From SPECT images, tracer uptake can be assessed semi-quantitatively using the 17-segment model and a 5-point scale: 0 = normal uptake; 1 = mildly reduced uptake; 2 = moderately reduced uptake; 3 = severely reduced uptake; and 4 = no uptake. The total defect score (TDS) can be calculated on the polar maps by the sum of the 17 segmental tracer uptake scores. Therefore, the innervation defect size can be expressed as percentage of the total enervated myocardium (% LV) using the formula: TDS/68 × 100, where 68 is the maximum TDS in the 17-segment model. Defect severity, as defined by TSD on 123I-MIBG SPECT using a conventional Anger camera, is significantly associated with inducible ventricular tachyarrhythmia in patients with left ventricular dysfunction and previous MI.56
Imbriaco et al. recently showed that sympathetic neuronal damage evaluated by TDS obtained from 123I-MIBG imaging might detect cardiac involvement at an early stage in patients with Anderson-Fabry disease, leading to straight therapeutic strategies in patients prone to LV fibrosis development.57
The addition of SPECT method on 123I-MIBG imaging overcomes the limitations in the interpretation of planar acquisition, such as the superposition of noncardiac structures and lack of segmental analysis, and improves the clinical utility of this technique for diagnosis and prognosis. However, visual scoring of 123I-MIBG SPECT images is challenging and they need to be compared to normal data files. Moreover, SPECT requires longer acquisition time so can be performed only in fully collaborative patients.
The recent introduction of solid-state cardiac cameras with cadmium-zinc-telluride (CZT) detectors, which have higher photon sensitivity and spatial resolution than standard cameras, may allow parameters obtained by 123I-MIBG SPECT imaging to be used to gain a more accurate evaluation of cardiac adrenergic activity (Figure 3). Moreover, the possibility of obtaining both planar equivalent images and SPECT data during the same acquisition, thanks to the advanced geometry of these cameras, makes the examination shorter and more comfortable.
Furthermore, the narrower energy windows and better photon energy discrimination of CZT technology allow simultaneous 99mTc-sestamibi/123I-MIBG dual isotope imaging with a significant reduction in down-scatter of the two isotopes’ photopeaks.58–61 From this perspective, the possibility of viewing myocardial perfusion and innervation in one imaging session (Figure 4), combined with the opportunity to obtain more accurate parameters for innervation evaluation such as TSD, offers significant potential.
The extensive pool of available data has prepared the ground for the challenge of the future that is the use of machine learning and artificial intelligence for clinical applications.

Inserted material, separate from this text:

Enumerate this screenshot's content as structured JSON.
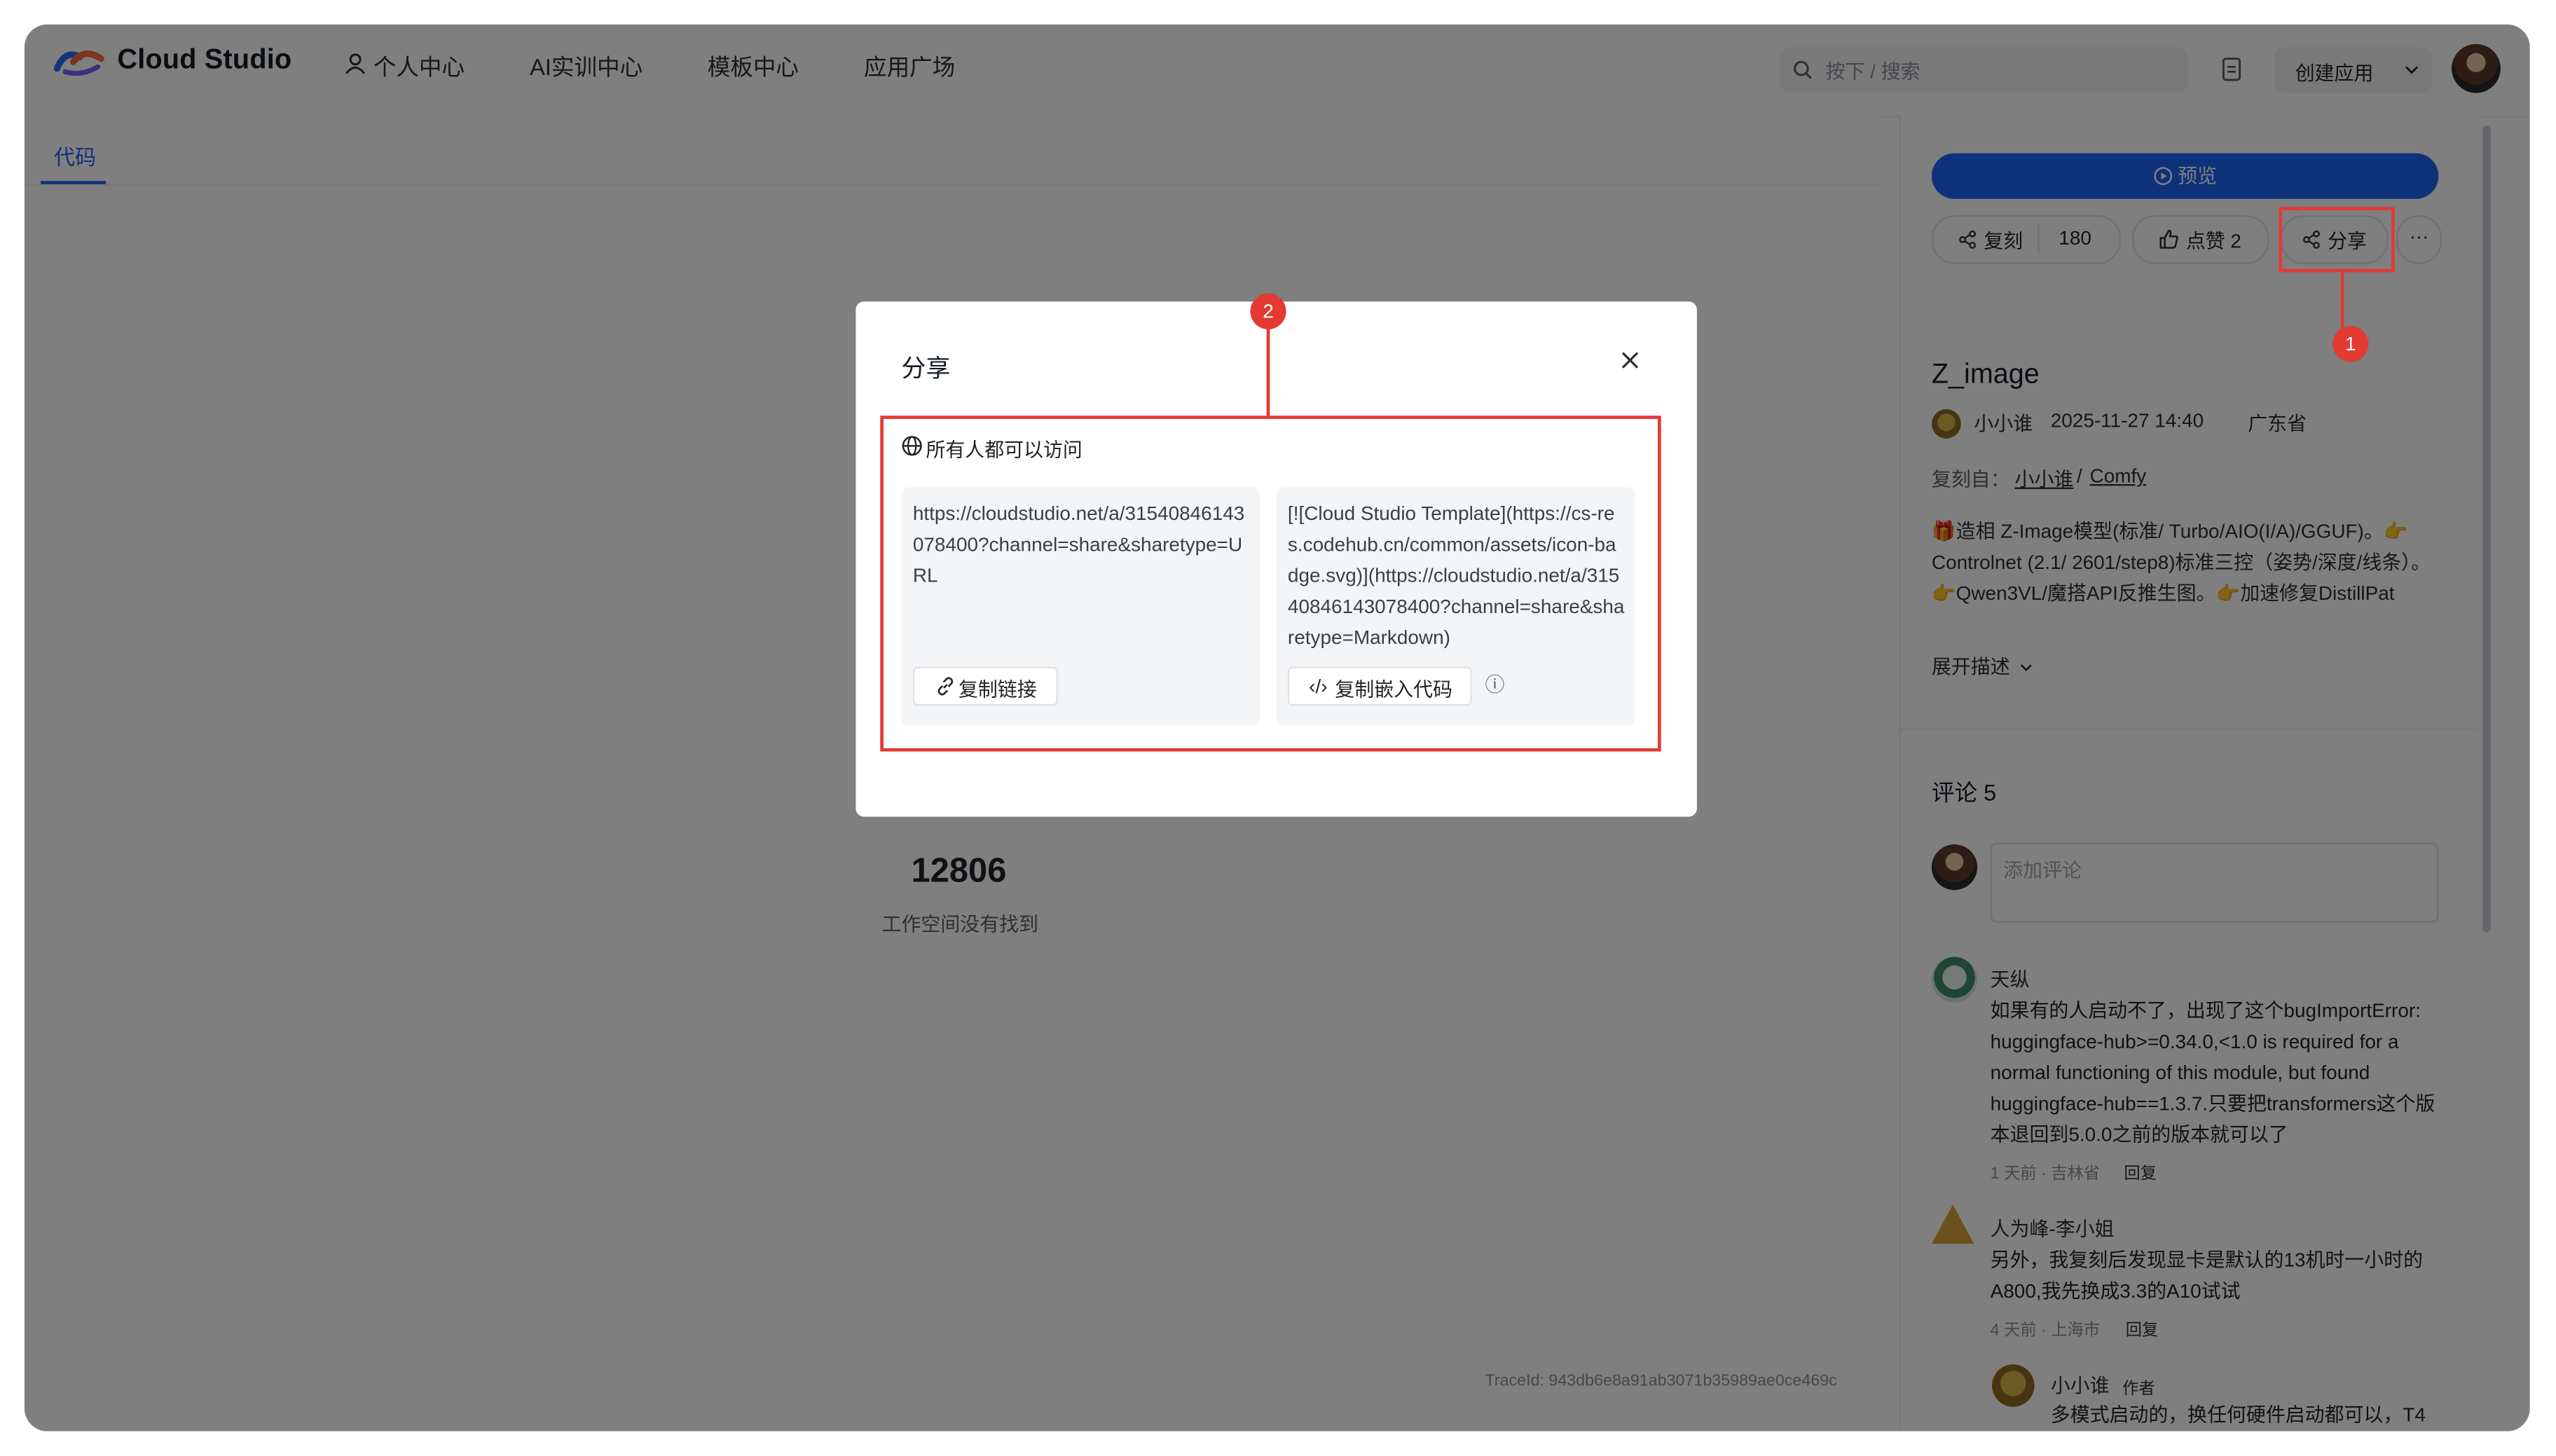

Machine learning is the area of computer science that exploit available information to produce reliable and repeatable choices to guide clinical decision-making. This approach seems very promising in the era of personalised medicine.62–64
The integration of information derived from traditional and novel parameters with data obtained from demographics may have a role in driving diagnostic work-up in individual patients, making medical care more personalised. However, this requires a great deal of measurement and evaluation, from image acquisition, through imaging parameters generation and developing decision-making algorithms before a critical clinical choice therapy based on human critical thinking rather than choice generated by machine algorithm can be made.